E aí? Não se pode afirmar que saiu tudo errado. Não, isso não. Apenas as coisas aconteceram de um modo diferente do que fora premeditado. Se bem que o resultado de tudo não fora o esperado, mas, em todo caso...
O seguinte, conto logo a história ou caso ou o que seja: Berenice, juntamente com a sua prima Dalila, moças bonitas que viviam pacífica e pacatamente na cidade de Aracaju, no ano de 1950 e pouco, um dia tramaram conquistar dois rapazes, dois irmãos, quase primos delas (de "segunda", como se dizia), de família que privava da amizade com a família das duas. Eram famílias amigas, nas constantes visitas, nos momentos de alegria e tristeza, nas festas, aniversários, doenças e morte. Pais, tias, primos, avós, crianças, compunham esse quadro pacato de duas famílias classe média, média-pobre ou média-média, como classificam técnicos da área. Sei lá, mas viviam sem privações ou sem grandes privações, dependendo da ótica de quem avalia essas coisas.
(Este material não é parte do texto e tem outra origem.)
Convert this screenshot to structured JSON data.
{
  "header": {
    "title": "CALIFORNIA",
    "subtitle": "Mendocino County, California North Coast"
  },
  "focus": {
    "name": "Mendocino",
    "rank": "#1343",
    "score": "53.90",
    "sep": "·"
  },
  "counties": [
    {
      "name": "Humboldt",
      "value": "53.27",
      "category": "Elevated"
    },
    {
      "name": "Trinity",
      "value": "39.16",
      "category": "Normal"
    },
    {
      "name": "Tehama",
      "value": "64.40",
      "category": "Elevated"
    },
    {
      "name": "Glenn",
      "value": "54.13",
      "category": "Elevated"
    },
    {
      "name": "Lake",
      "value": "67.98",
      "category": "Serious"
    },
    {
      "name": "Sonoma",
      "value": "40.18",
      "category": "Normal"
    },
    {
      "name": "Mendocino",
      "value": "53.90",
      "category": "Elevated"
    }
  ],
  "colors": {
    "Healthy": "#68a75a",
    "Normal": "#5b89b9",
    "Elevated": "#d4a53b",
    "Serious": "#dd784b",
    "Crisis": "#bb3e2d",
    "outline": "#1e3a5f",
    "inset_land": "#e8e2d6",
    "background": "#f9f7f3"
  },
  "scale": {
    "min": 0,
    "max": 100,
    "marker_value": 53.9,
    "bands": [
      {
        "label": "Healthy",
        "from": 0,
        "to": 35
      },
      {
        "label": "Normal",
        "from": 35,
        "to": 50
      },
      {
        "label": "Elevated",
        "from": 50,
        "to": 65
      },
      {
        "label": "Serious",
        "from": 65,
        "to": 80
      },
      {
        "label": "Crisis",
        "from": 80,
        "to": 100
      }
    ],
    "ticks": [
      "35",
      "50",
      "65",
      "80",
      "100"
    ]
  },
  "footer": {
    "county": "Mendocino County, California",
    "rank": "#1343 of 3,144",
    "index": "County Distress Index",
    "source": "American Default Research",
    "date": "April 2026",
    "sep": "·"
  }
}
A trama: durante certo tempo, uma cochichava para um dos rapazes que a outra estava interessada nele; e vice-versa. Berenice dizia a Roque que Dalila estava doidinha por ele e Dalila dizia a Manuel que Berenice estava caidinha por ele. Mas o caso foi se prolongando, isto é, as conversas procuradas por Berenice com Roque, marcações de encontros, passeios, conversas longas, etc. O mesmo acontecia com Dalila com relação a Manuel. Tanto que, nos bailes que freqüentavam, os quatro, muitas vezes na famosa Associação Atlética ("matinées dançantes" familiares), Berenice sempre dançava com Roque, sob o pretexto da moça ficar mais íntima do rapaz e convencê-lo a namorar a outra, ocorrendo o mesmo com Dalila. Seu par constante era Manuel.
E ficaram tão íntimos, os dois pares, que pessoas da família já diziam sem cerimônia: Berenice forma um par tão bonito com Roque! E Dalila forma um par tão bonito com Manuel! Quando ouviam, elas coravam, depois se acostumaram. E se acostumaram tanto que Berenice se casou com Roque e Dalila com Manuel.
"Mas que história tão besta, meu Deus, vai terminar aí?". Perguntará o leitor abusado. Ora, se querem que o contador coloque dois triângulos que se cruzam nas relações dos dois casais ou então alguma safadeza maior, percam a esperança. Os quatro foram felizes e seus filhos brincavam juntos. Por sinal, um casal teve dois meninos e o outro duas meninas.